In world 2, genetic tests make it possible to purchase a hedge on one's own risk without subsidizing the bad-hearters. World 2's good-hearters still have the option to subsidize bad-hearters, e.g. by donating money to a nonprofit which defrays the inevitable medical costs of those with bad hearts. If each good-hearter donates the difference between their world-1 premium and world-2 premium to this nonprofit, nobody in world 2 is any worse off than world 1.
Of course, we expect almost no good-hearter would choose to make this donation. We could force them to do so via a tax. This would be a sort of social safety net, where wealth is reallocated from the good-hearted to the bad-hearted. (Analogous to how society solves the issue of the born-poor, another non-insurable condition you mentioned.)
So it seems to me a world 5, with tests as a prerequisite for insurance and a redistributive tax on heart quality, could be at worst equivalent to world 1. But as we can now adjust the amount of redistribution to choose the optimal value for society (there is no reason to believe a priori that the amount of implied redistribution in world 1 is the optimal amount), I expect that world 5 could be made better than 1.
It is not obvious that a world where there is perfect knowledge about who has a bad heart, but it is uninsurable, is worse than the world where there is asymmetric knowledge of bad hearts and it is insurable.
Consider a world where nobody knew whether they were hungry or not, their hunger was random, and their body weight remained constant regardless of their calorie intake, but they died or were struck ill the next day if they didn't eat when they were hungry. Now in such a world, hunger would be insurable. But would that world be better than the current world? I would venture no.
In the current world, insurance exists because of uncertainty. It produces value only because of that uncertainty.

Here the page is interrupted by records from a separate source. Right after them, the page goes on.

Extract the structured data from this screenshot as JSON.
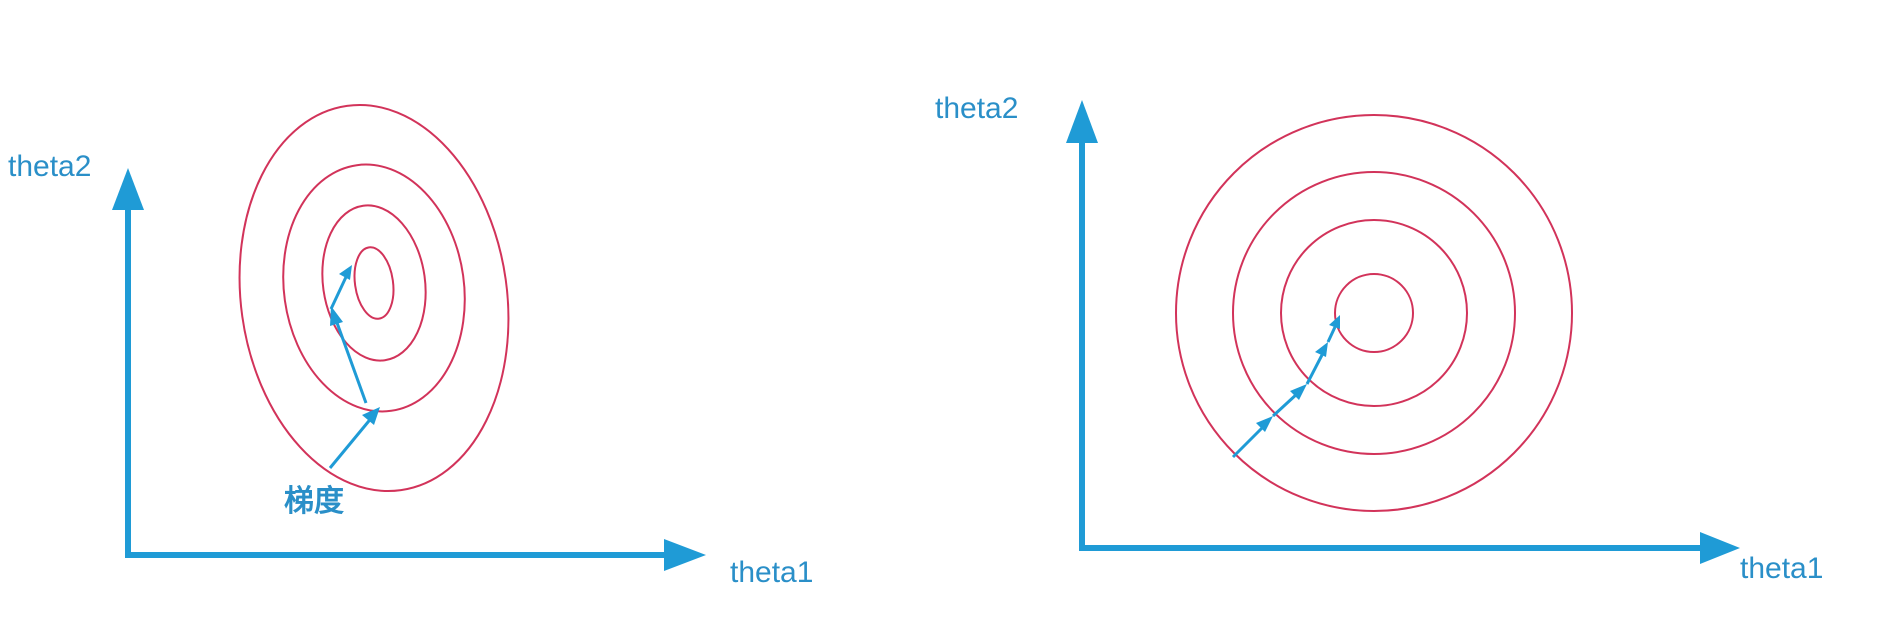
{
  "colors": {
    "axis": "#1f9bd6",
    "contour": "#d2335a",
    "arrow": "#1f9bd6",
    "text": "#2a8fc8",
    "background": "#ffffff"
  },
  "left_panel": {
    "y_axis_label": "theta2",
    "x_axis_label": "theta1",
    "gradient_label": "梯度",
    "contour_shape": "ellipse",
    "contour_count": 4,
    "gradient_steps": 3
  },
  "right_panel": {
    "y_axis_label": "theta2",
    "x_axis_label": "theta1",
    "contour_shape": "circle",
    "contour_count": 4,
    "gradient_steps": 4
  }
}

I am willing to pay some money because of the chance I could get a heart attack. In a world where that uncertainty disappears, the specific value add that an insurance program gives is gone. If we legislate information asymmetry to make a bad heart insurable, it transforms insurance into a redistribution program, and creates externalities between the those with good hearts and those with bad hearts. Insurance would make only those with bad hearts better off, while those with good hearts will be worse off.
Consider the long-run effects of this. When the costs of something are insulated against, that thing is more desirable, other things equal. On the other hand, when getting a bad heart or having children with bad hearts costs more, people will do more to avoid that outcome. So redistribution to favor the less healthy ultimate incentivizes being unhealthy.
The cost of having a bad heart, when there can be certain knowledge of who has it, is information too, and information that is effectively destroyed or attenuated when we legislate insurable bad hearts into existence. With that, those who have or could have bad or worse hearts are made worse off because they can't take those costs into account themselves. So this scheme harms both those with good and with bad hearts. It makes everyone strictly worse off in the long run even if it appears to benefit one group at the expense of another in the short run.